-
Notifications
You must be signed in to change notification settings - Fork 32
Description
Merging datasets for training and/or inference works according to a set of rules:
- overlapping keys are resolved by order of datasets listed
- time index must align, ie all sample start times and lengths in time must be identical
Additionally, inference datasets can't subset in time, I think because we need a contiguous time coordinate in inference.
The above block the following in the training+inline inference workflow:
- specifying keys form particular datasets in merge, eg both datasets 1 and 2 have keys
aandb; we wantafrom 1 andbfrom 2 - merging datasets that don't have identical time indices, eg, can't subset 2 datasets to a common overlapping time period because inference doesn't allow it
It'd be nice to relax these restrictions; for example, they made it harder to use the original ACE ERA5 + secondary pressure-level ERA5 datasets together in training/fine-tuning.

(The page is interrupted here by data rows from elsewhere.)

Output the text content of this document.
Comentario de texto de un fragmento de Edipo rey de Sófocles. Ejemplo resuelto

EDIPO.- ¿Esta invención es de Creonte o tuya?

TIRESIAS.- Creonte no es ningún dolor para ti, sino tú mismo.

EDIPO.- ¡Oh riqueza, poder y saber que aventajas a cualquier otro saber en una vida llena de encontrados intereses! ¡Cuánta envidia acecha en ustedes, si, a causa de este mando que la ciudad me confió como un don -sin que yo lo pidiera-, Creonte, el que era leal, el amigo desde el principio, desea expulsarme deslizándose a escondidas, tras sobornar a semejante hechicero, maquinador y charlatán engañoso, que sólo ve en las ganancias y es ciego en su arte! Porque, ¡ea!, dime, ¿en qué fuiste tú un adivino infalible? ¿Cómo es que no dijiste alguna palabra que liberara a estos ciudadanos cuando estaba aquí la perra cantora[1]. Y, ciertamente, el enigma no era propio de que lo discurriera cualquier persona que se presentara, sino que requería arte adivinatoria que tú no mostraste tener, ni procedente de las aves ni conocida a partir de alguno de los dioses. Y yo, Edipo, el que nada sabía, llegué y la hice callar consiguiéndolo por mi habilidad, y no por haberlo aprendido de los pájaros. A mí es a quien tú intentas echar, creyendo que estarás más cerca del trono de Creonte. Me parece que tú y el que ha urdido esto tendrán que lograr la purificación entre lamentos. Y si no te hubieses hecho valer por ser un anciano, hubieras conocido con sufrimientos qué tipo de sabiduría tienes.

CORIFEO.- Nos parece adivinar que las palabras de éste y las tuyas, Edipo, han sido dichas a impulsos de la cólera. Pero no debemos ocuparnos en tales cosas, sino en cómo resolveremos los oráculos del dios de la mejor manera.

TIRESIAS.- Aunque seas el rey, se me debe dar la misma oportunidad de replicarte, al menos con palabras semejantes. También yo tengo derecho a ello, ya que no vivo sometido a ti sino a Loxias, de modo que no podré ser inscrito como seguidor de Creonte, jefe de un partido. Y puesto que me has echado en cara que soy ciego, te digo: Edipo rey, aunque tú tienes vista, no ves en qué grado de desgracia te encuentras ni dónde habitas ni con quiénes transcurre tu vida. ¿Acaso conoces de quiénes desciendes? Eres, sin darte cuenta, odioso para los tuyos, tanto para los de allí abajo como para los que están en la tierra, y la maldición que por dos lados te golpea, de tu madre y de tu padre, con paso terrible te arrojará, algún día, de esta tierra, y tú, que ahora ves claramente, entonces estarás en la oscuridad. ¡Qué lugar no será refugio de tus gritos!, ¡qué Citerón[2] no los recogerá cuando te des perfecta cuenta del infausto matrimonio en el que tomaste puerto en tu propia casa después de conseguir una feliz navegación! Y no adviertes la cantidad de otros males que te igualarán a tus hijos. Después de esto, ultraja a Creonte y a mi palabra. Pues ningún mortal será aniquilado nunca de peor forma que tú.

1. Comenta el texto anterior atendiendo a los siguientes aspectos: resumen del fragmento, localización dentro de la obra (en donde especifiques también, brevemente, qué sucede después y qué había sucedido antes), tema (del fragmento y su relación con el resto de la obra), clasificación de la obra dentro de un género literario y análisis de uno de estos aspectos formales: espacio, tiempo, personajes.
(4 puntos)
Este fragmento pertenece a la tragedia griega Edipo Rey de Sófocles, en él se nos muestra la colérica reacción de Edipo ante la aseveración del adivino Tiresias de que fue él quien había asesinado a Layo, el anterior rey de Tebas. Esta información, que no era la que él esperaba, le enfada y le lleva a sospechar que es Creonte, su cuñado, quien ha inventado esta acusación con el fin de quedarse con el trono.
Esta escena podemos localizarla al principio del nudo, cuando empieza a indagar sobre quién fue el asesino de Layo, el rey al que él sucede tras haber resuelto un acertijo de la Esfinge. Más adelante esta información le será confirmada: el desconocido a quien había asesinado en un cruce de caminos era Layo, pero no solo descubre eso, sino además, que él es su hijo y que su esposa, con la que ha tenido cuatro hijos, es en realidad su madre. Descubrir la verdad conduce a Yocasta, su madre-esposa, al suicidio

The first could eg be achieved with an optional list of priority keys attached to a particular dataset config that would cause those keys to be grabbed from that dataset regardless of order.
The second could be achieved by allowing limited inference dataset subsetting, i.e., specifying start/stop (but not step) in inference datasets. Could also check that the resulting dataset is contiguous in time (and maybe even allow dataset concat that meets this too). This task is easier now that https://github.com/ai2cm/full-model/pull/2325 is merged and there is a better defined base class for training+inference datasets.